Özgürüz’den Zübeyde Sarı ve Fırat Yeşilçınar’ın haberine göre; ağabey Araç, olayın yaşandığı 15 Aralık’tan sonra Gazipaşa Jandarma Karakolu’ndan telefonla arandıklarını söyledi.
Araç, karakoldan arayan kişinin kendilerine "Burada birini gözaltına aldık Sizin çocuğunuz olduğunu iddia ediyor. Kaybolan çocuğunuz var mı dediler?" diye sorduğunu, babasının da "Evet" dediğini kaydetti. Araç, karakolda arayan kişinin teyit etmek için telefonu çocuğa verdiğini ve babasının konuşan kişiyi sesinden tanıyamadığını çünkü kardeşlerinin 15 yaşından beridir kayıp olduğunu söyledi.

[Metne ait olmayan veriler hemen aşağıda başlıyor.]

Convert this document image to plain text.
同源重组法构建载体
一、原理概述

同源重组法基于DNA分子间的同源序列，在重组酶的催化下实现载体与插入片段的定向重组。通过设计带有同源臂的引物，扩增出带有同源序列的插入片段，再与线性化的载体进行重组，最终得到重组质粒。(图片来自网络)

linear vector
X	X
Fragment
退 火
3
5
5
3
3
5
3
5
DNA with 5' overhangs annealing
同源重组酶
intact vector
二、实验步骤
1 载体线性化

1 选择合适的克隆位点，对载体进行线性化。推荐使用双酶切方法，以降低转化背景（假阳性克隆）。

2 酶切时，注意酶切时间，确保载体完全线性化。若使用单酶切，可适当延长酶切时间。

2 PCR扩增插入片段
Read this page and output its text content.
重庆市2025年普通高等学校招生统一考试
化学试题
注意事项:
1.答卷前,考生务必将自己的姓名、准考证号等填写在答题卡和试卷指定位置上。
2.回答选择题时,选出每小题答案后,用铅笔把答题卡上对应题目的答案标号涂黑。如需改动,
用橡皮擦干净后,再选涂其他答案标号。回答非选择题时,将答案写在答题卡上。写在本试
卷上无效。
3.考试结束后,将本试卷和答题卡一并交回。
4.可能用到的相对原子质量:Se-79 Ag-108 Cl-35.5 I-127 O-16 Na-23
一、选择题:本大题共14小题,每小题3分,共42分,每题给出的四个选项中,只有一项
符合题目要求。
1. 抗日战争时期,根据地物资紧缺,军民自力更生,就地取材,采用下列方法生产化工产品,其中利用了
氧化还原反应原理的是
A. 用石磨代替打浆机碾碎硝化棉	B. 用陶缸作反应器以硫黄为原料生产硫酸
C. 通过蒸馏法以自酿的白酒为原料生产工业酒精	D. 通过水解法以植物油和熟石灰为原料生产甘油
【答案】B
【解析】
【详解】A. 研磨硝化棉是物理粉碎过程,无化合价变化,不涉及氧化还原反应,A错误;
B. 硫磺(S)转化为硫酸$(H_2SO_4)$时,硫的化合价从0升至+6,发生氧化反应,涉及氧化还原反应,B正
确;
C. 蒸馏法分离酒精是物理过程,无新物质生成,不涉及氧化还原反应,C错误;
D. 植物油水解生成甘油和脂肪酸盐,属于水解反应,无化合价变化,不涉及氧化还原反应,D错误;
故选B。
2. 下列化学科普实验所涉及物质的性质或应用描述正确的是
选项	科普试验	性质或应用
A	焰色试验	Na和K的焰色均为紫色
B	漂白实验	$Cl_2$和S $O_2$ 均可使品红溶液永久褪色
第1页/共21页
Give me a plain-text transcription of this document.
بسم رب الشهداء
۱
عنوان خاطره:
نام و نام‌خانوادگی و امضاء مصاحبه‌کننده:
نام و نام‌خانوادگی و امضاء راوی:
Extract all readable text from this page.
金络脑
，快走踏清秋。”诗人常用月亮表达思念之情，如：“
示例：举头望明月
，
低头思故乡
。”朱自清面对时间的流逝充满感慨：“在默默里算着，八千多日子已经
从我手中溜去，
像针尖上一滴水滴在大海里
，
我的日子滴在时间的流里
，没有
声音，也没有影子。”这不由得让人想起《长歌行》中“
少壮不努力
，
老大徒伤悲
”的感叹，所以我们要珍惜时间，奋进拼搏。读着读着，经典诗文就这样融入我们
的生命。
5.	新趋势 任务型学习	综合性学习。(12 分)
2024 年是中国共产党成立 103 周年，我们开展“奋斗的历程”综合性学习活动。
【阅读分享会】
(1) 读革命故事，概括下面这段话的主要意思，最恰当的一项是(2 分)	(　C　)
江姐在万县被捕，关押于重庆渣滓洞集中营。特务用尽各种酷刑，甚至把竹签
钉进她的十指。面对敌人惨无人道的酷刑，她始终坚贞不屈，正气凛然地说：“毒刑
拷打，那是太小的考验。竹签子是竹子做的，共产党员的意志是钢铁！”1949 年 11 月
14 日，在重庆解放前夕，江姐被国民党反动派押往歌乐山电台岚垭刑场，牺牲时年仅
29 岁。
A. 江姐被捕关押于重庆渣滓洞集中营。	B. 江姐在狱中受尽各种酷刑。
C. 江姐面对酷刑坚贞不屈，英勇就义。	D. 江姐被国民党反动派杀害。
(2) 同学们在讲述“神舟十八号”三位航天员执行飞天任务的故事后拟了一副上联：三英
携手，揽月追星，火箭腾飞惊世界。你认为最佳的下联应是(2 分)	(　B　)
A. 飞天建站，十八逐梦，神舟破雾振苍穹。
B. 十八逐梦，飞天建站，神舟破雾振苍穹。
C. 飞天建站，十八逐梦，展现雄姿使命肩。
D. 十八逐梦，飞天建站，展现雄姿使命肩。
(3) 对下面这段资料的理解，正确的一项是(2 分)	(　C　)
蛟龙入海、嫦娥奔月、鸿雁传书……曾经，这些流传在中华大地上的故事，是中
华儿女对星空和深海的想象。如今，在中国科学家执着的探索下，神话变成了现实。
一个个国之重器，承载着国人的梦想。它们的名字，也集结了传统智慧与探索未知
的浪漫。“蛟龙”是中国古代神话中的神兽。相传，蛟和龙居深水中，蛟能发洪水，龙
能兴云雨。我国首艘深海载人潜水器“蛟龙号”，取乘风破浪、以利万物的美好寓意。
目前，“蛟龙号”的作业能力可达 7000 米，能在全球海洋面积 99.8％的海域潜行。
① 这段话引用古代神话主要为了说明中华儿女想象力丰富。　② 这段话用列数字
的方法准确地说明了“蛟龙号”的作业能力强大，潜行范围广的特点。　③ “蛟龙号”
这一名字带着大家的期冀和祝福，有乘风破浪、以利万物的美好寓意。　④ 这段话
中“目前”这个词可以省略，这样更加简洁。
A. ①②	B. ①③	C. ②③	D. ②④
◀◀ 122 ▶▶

"Babam kardeşime aile bilgilerini sordu. O teyit etti, fakat babam emin olamadı" diyen Araç, "Bunun üzerine jandarmadan kendisine fotoğraf göndermesini istedi. Gelen fotoğraf ile birlikte gözaltında olan kişini kardeşim olduğunu öğrendikten sonra Gazipaşa’ya doğru yola çıktık" ifadelerini kullandı.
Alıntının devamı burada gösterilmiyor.